Analysts say Constellation's future is murky in the current political environment. Threats to the company's $11.4 billion merger with Florida's FPL Group Inc. remain so long as political forces are skeptical about the deal's impact on consumers. The company has struggled to persuade lawmakers and anxious consumers that the deal will benefit them as much as it does shareholders and executives.

Assuming that state regulators approve the rate plan hammered out with the governor, the company still faces the possibility that this fall's elections will usher in a new governor who is likely to install a Public Service Commission with a different bent. Democrats have criticized current PSC commissioners as being too cozy with the businesses they regulate.

And lawmakers angry about rising electricity costs have spoken loudly in recent months about the possibility of re-regulating the electricity industry in Maryland, which creates more uncertainty for the company in the years ahead.

"I think it's definitely a positive that the dispute in Maryland was resolved, but it remains to be seen whether FPL goes through with the [merger] and under the original terms," said Paul Fremont, a utility analyst with Jefferies & Co. in New York, referring to the rate agreement.

He said the rate plan, which spreads BGE's increase over several years, would hurt the company's cash flow but not severely. The bigger question is what it means for the merger, which is the primary focus of attention on Wall Street.

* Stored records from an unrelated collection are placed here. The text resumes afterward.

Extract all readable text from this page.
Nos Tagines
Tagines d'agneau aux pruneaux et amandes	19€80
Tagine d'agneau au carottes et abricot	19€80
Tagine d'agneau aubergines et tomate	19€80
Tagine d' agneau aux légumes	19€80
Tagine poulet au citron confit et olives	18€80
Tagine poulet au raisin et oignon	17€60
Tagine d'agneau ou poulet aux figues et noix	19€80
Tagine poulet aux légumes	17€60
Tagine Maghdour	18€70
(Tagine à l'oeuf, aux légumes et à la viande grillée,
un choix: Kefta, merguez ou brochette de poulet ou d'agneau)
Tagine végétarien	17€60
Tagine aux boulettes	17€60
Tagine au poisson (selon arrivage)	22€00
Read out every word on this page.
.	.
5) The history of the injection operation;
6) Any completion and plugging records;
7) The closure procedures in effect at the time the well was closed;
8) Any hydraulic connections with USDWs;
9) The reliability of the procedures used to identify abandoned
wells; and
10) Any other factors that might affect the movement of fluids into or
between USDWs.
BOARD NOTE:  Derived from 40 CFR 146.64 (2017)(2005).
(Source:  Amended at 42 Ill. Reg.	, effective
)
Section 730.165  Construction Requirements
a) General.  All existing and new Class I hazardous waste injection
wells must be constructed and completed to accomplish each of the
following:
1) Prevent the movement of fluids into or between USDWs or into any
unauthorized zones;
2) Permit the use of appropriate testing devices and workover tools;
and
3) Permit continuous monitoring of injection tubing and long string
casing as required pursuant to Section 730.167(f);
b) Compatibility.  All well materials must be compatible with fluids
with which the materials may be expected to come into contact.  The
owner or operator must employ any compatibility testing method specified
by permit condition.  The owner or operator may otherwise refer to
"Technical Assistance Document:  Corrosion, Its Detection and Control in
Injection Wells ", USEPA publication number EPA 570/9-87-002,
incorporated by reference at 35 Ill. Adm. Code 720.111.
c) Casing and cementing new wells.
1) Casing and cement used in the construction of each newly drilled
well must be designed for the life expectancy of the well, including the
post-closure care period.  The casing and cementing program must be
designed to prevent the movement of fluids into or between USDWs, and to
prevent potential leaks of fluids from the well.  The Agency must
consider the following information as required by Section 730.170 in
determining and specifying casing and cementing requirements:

Shattuck said the damage of the past 90 days can't be undone overnight, which means the company has to be prepared for the possibility that the merger "might not happen" - a concern he has raised previously in memos to employees. Nothing in the rate plan provides a guarantee that the merger will win approval from state regulators. By contrast, the deal that fell apart in the last hours of the legislative session was contingent upon the merger's winning passage.

"Given what's happened, obviously, we have to protect against its derailment," Shattuck said.

FPL officials declined to comment yesterday on whether the merger was in jeopardy but expressed optimism about a resolution in the dispute over BGE rates.

"Clearly, we continue to monitor closely what's going on in Maryland, and we think the fact that the governor and BGE have reached an agreement is a step toward keeping the merger on track," said Steve Stengel, an FPL spokesman.

The merger would create a Fortune 100 company with dual headquarters in Baltimore and Juno Beach, Fla. The combined company would have the nation's second-largest utility portfolio, with a major presence along the populous Atlantic Coast, and a formidable unregulated power-trading and marketing operation.